La décapitalisation sévit également chez les porcs, avec une perte sur les 12 derniers mois de 2 millions d’animaux (-4,6 % du cheptel) alors que, là aussi, les prix sont très élevés. Les cours du kg de carcasse classe S ont dépassé les 2,50 € le kg à plusieurs reprises en 2023, alors que début 2022, ce même prix peinait à dépasser 1,45 €.
- La consommation marque un coup d’arrêt
La viande bovine a marqué un coup d’arrêt en 2023, après trois ans de « relative stabilité », observe Culture Viandes. Les ménages français ont consommé pour 1,45 million de tonnes de produits de viande bovine en 2023, contre plus de 1,5 million en 2022 (-3,7 %). L’inflation a pesé sur les portefeuilles des ménages qui se sont détournés de la viande bovine, ou bien ont descendu en gamme. « Les consommateurs de bio se sont réorientés vers le label rouge, ceux du label rouge vers le conventionnel… jusqu’aux consommateurs de steak haché frais qui se sont orientés vers le surgelé », illustre Paul Rouche. Bien que les prix au détail aient cessé leur hausse, l’Insee constatait encore une forte inflation sur douze mois glissants en octobre 2023 (+12,3 % sur l’ensemble des viandes).

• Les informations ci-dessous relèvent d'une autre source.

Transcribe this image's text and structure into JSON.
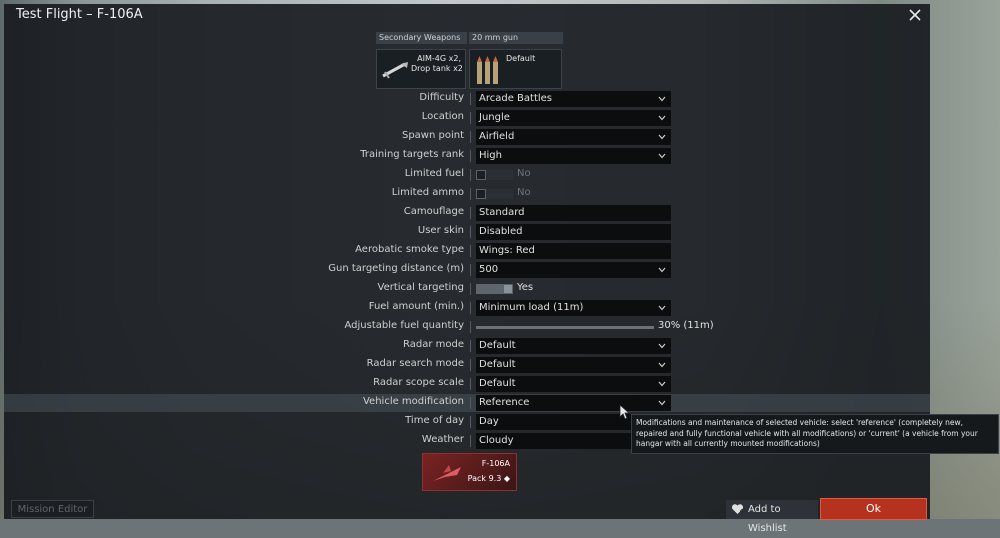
{
  "window": {
    "title": "Test Flight – F-106A"
  },
  "weapons": {
    "tabs": [
      "Secondary Weapons",
      "20 mm gun"
    ],
    "secondary_label": "AIM-4G x2,\nDrop tank x2",
    "gun_label": "Default"
  },
  "rows": [
    {
      "label": "Difficulty",
      "type": "select",
      "value": "Arcade Battles"
    },
    {
      "label": "Location",
      "type": "select",
      "value": "Jungle"
    },
    {
      "label": "Spawn point",
      "type": "select",
      "value": "Airfield"
    },
    {
      "label": "Training targets rank",
      "type": "select",
      "value": "High"
    },
    {
      "label": "Limited fuel",
      "type": "toggle",
      "value": "No",
      "on": false
    },
    {
      "label": "Limited ammo",
      "type": "toggle",
      "value": "No",
      "on": false
    },
    {
      "label": "Camouflage",
      "type": "text",
      "value": "Standard"
    },
    {
      "label": "User skin",
      "type": "text",
      "value": "Disabled"
    },
    {
      "label": "Aerobatic smoke type",
      "type": "text",
      "value": "Wings: Red"
    },
    {
      "label": "Gun targeting distance (m)",
      "type": "select",
      "value": "500"
    },
    {
      "label": "Vertical targeting",
      "type": "toggle",
      "value": "Yes",
      "on": true
    },
    {
      "label": "Fuel amount (min.)",
      "type": "select",
      "value": "Minimum load (11m)"
    },
    {
      "label": "Adjustable fuel quantity",
      "type": "slider",
      "value": "30% (11m)",
      "fraction": 0.3
    },
    {
      "label": "Radar mode",
      "type": "select",
      "value": "Default"
    },
    {
      "label": "Radar search mode",
      "type": "select",
      "value": "Default"
    },
    {
      "label": "Radar scope scale",
      "type": "select",
      "value": "Default"
    },
    {
      "label": "Vehicle modification",
      "type": "select",
      "value": "Reference",
      "highlight": true
    },
    {
      "label": "Time of day",
      "type": "text",
      "value": "Day"
    },
    {
      "label": "Weather",
      "type": "text",
      "value": "Cloudy"
    }
  ],
  "tooltip": "Modifications and maintenance of selected vehicle: select 'reference' (completely new, repaired and fully functional vehicle with all modifications) or 'current' (a vehicle from your hangar with all currently mounted modifications)",
  "vehicle": {
    "name": "F-106A",
    "pack": "Pack 9.3 ◆"
  },
  "footer": {
    "mission_editor": "Mission Editor",
    "wishlist": "Add to Wishlist",
    "ok": "Ok"
  },
  "colors": {
    "accent": "#b5321f",
    "panel": "#16191d"
  }
}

- Les importations gagnent du terrain
La filière porcine française maintient son autosuffisance, mais celle-ci s’érode au fil des années (101,8 % en 2023 après 103 % en 2022). La part d’importation de viande bovine est restée à 25 % en 2023, tandis que la filière viande ovine affiche 50 % d’autosuffisance. Le déclassement des achats des ménages français profite aux importations, notamment au niveau des steaks hachés surgelés. Si Culture Viandes n’a pas de chiffre le confirmant, le syndicat estime que cette catégorie de produits contient bien plus de produits importés que les steaks hachés frais.
- Effondrement de la consommation des co-produits
La consommation des coproduits « s’effondre » en France, alerte Culture Viandes. Alors que cette catégorie représente 45 % dy volume de l’animal, l’envoi de ces pièces à l’équarrissage est bien moins valorisé par les entreprises que s’ils sont transformés et mis en vente, venant mettre à mal leur équilibre matière. « Le cuir des bovins éprouve lui aussi des difficultés face au développement du cuir vegan », souligne Yves Fantou.
- Le plan abattoir peine à se mettre en place
Annoncé en juillet 2023 par le ministère de l’Agriculture, le plan stratégie abattoirs ne dispose toujours pas de calendrier précis, regrette Culture Viandes. La démarche, dont l’objectif est d’identifier les modèles d’abattage les plus pertinents pour chaque territoire, doit être pourtant mise en place courant 2024. « La grille de critères est faite, mais le problème des financements des audits et du choix des outils d’abattage audités reste entier », indique Paul Rouche.
Les audits de bientraitance animale bientôt obligatoires
Le syndicat s’est montré plus optimiste en abordant sa démarche de progrès concernant la bientraitance animale. « Nous voulons rendre les audits de bientraitance animale obligatoire à tous les abattoirs », ambitionne Yves Fantou. Aujourd’hui volontaire, ce diagnostic est réalisé tous les 18 mois par des tiers extérieurs. « Nous avons demandé aux Pouvoirs Publics s’il était possible que nous nous fassions aider pour financer cette évaluation qui coûte 2000 euros », ajoute Paul Rouche. Aujourd’hui, 80 % des abattoirs de gros bovins, 60 % des abattoirs de veaux et 58 % des abattoirs porcins sont audités sur la bientraitance animale.
Par ailleurs, Culture Viandes travaille sur de nouveaux débouchés à l’export pour les viandes de boucherie. L’Australie a validé le protocole sanitaire proposé par la France pour la viande de porc, tandis que la Corée se montre intéressée par des achats de viandes, coproduits et abats de bœuf.